About 40% of the patients I see indicate feelings of being "better off dead" or that their families would be in a better position if they were.  In terms of SI, plan and intent, mention of a timeline, method, recent attempt. ("I want to jump off X bridge this weekend/I put my sig in my mouth two nights ago/Every day I think about taking all my meds at once" - obviously not usually said so baldly) needs to be present for me to place a psych hold. That includes non-fatal self-harm, not solely suicide. 


If there's history of SI in their med charts, or certain aspects of conversation are dropped during CAPS, I tend to finish the appointment talking about certain aspects of home life and med history:

-social support

-religious beliefs

-future plans

-access to weapons/prescription meds

-substance abuse/alcohol.

-previous attempts/self reports of SI

-inpatient psych stays

-clarification of anything they've mentioned during the appointment that raised concerns.

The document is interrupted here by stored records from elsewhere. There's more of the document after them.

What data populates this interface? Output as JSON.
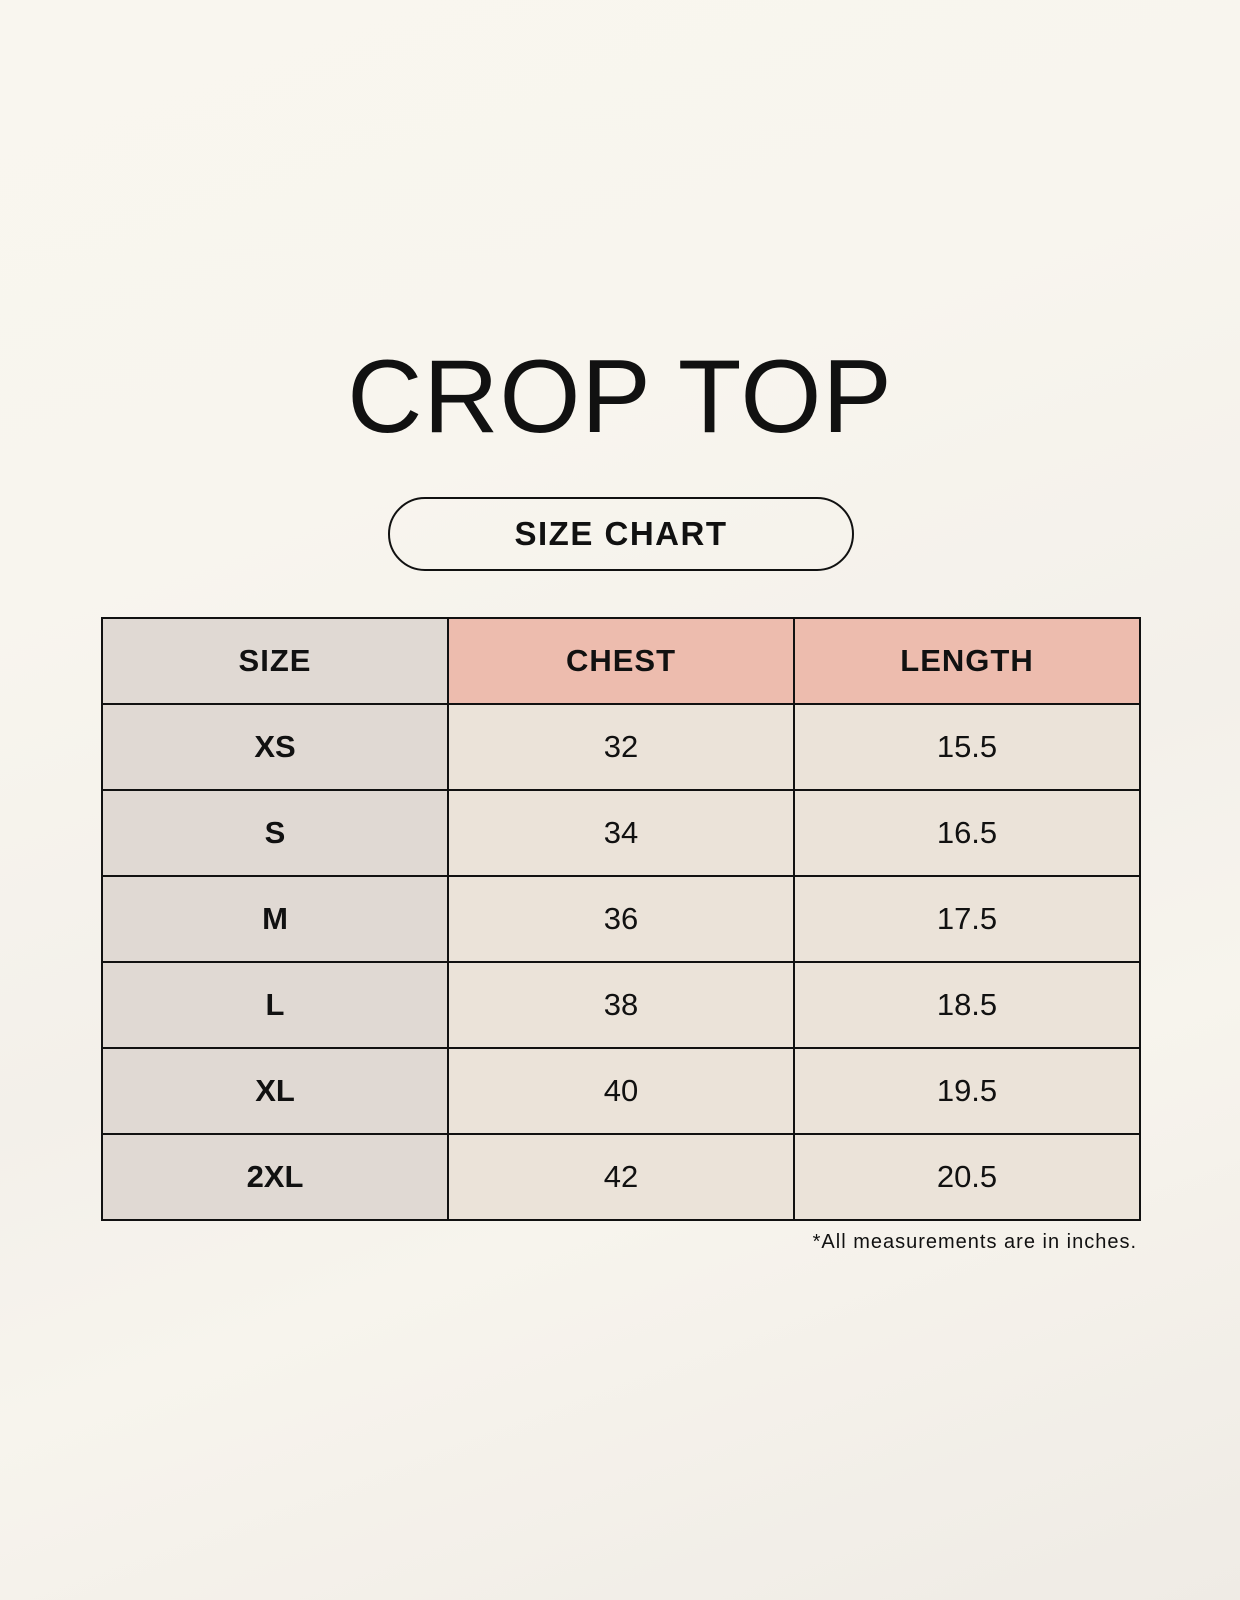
{
  "title": "CROP TOP",
  "subtitle": "SIZE CHART",
  "colors": {
    "size_column": "#e0d9d3",
    "header_accent": "#edbcae",
    "value_cells": "#ebe3d9"
  },
  "table": {
    "headers": [
      "SIZE",
      "CHEST",
      "LENGTH"
    ],
    "rows": [
      [
        "XS",
        "32",
        "15.5"
      ],
      [
        "S",
        "34",
        "16.5"
      ],
      [
        "M",
        "36",
        "17.5"
      ],
      [
        "L",
        "38",
        "18.5"
      ],
      [
        "XL",
        "40",
        "19.5"
      ],
      [
        "2XL",
        "42",
        "20.5"
      ]
    ]
  },
  "footnote": "*All measurements are in inches."
}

However since we're usually talking about combat trauma or MST for a couple hours, I have to build a certain level of trust during the appointment, and often what's expressed in one on one, once we go to the resident psych or supervising MD is not mentioned - usual fear of being held as inpatient etc.  I can place them on a psych hold, involve security, if I am seriously concerned about the immediate safety of the patient and they are refusing a further consult.


Patients have to be stable (>3 months since last attempt) before I can enroll them in any treatment program due to the CBT/exposure treatment being pretty intense. 

Sorry for the long reply, - can I ask how long you were a Corpsman?